As you move around it, you see that it is a somewhat flat, twisted piece of cast iron. Not only is it not a pipe, it is not even an illusion of a pipe except from one particular spot. Still, once you see the pipe you don't forget it, and there's a kind of delight in walking around, putting it together and taking it apart in your mind.
Raetz was born in Buren, a small town near Bern, Switzerland, in 1941. He grew up there, worked as an assistant to a local artist during school vacations, took teacher training in Bern, and worked as a teacher from the ages of twenty to twenty-two. He has had no formal art training, except "half a year studying etching in Amsterdam." However, he knew, he says, from the age of ten that he would be an artist. "My father liked to draw. He saw that maybe I would do something he had wanted to do."
Raetz still lives in Bern.
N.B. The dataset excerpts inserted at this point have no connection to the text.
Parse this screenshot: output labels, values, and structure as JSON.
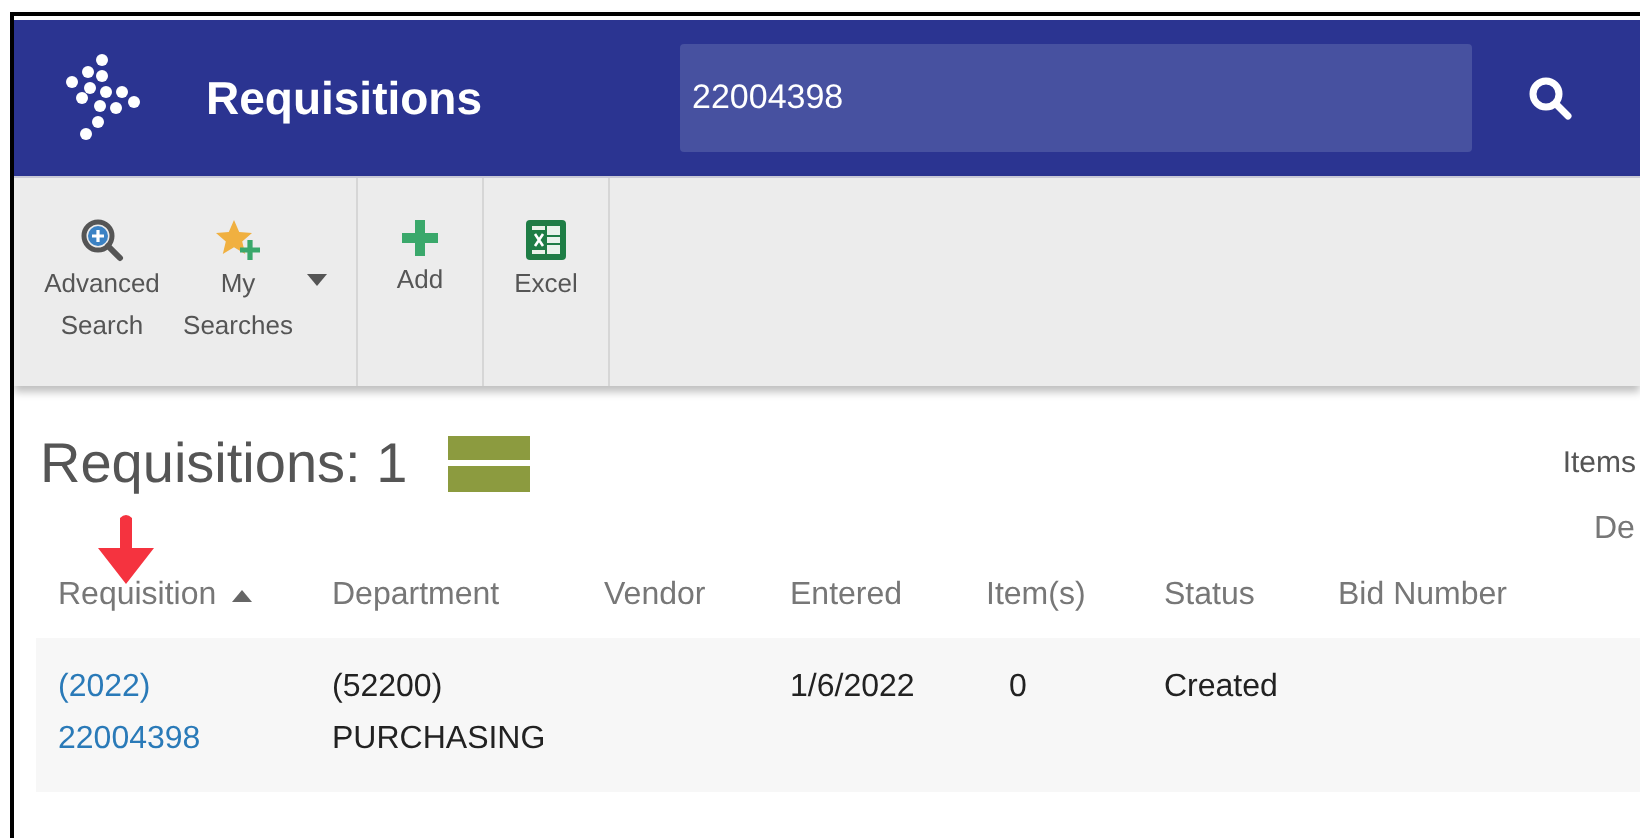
{
  "header": {
    "title": "Requisitions",
    "search": {
      "value": "22004398"
    }
  },
  "toolbar": {
    "groups": [
      {
        "buttons": [
          {
            "kind": "advanced-search",
            "label": [
              "Advanced",
              "Search"
            ]
          },
          {
            "kind": "my-searches",
            "label": [
              "My",
              "Searches"
            ],
            "dropdown": true
          }
        ]
      },
      {
        "buttons": [
          {
            "kind": "add",
            "label": [
              "Add"
            ]
          }
        ]
      },
      {
        "buttons": [
          {
            "kind": "excel",
            "label": [
              "Excel"
            ]
          }
        ]
      }
    ]
  },
  "results": {
    "title": "Requisitions: 1",
    "items_label": "Items"
  },
  "table": {
    "columns": [
      {
        "label": "Requisition",
        "sorted_ascending": true
      },
      {
        "label": "Department"
      },
      {
        "label": "Vendor"
      },
      {
        "label": "Entered"
      },
      {
        "label": "Item(s)"
      },
      {
        "label": "Status"
      },
      {
        "label": "Bid Number"
      },
      {
        "label": "De"
      }
    ],
    "rows": [
      {
        "cells": [
          {
            "kind": "link",
            "lines": [
              "(2022)",
              "22004398"
            ]
          },
          {
            "kind": "text",
            "lines": [
              "(52200)",
              "PURCHASING"
            ]
          },
          {
            "kind": "empty"
          },
          {
            "kind": "text",
            "lines": [
              "1/6/2022"
            ]
          },
          {
            "kind": "center",
            "lines": [
              "0"
            ]
          },
          {
            "kind": "text",
            "lines": [
              "Created"
            ]
          },
          {
            "kind": "empty"
          },
          {
            "kind": "empty"
          }
        ]
      }
    ]
  }
}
Since he began showing his work in 1966, he has had exhibitions in many galleries and museums, including all the major Swiss museums and the Stedelijk Museum in Amsterdam, the Kolnischer Kunstverein in Germany, the Serpentine Gallery in London, the New Museum in New York City and, in 2001, the Arts Club of Chicago.
In 1988 he represented Switzerland in the Venice Biennale. His Venice exhibition was partly made up of seascapes, but Raetz did not go out with his easel to paint them. He calls them "invented," and the essayist for the Venice catalog speaks of "fields of vision" and "continuity in constant flux."
Flux is especially evident in a work of sculpture that is simply a piece of sheet metal cut into binocular "eyes" and hammered to produce a horizon line and other marks that reflect light differently from one point of view to the next.
At Crown Point Press, in the winter of 2001, Raetz produced two etchings on a similar theme. These images are essentially bands of light outlined by the shape you would see if you were looking through binoculars. Raetz drew one of these, "Gaze," directly on the copper plates from which the image is printed.
The other, "Binocular View," he created in photogravure using stencils. In the final prints, the images are intended to be completed inside the viewer's own head. But Raetz gives clear suggestions, and taps into human consciousness in a direct and simple way.nIn sculpture works, the word "SI" (yes) from a different angle reads as "NO." "TODO" (all) turns into "NADA" (nothing). And a rabbit outlined in wire looks in a mirror that reflects the image of a man in a hat.
Two of Raetz's new etchings are pictures of a line that twists gracefully and enigmatically in the air. In the etching titled "Flourish" the line is made from a piece of twisted wire, held in the artist's hand and exposed onto a copper plate using the photogravure process. To make the second version, "Trim's Flourish," Raetz drew the line in spit bite aquatint.
The Flourish has its origins as a drawing in the 1759 novel Tristram Shandy by Laurence Sterne. Trim, a main character, waves his walking stick in that pattern into the air as he is speaking of freedom. Billy Collins, who is presently poet laureate of the United States, has said that "a poem is like a ride," and the poet who wrote it is "the first one to take that ride." Raetz's ride is a quiet one, but it makes the shifting sand we stand on pleasurable. We are moving. There are many points of view. But we hold our binoculars and gaze at whatever is out there.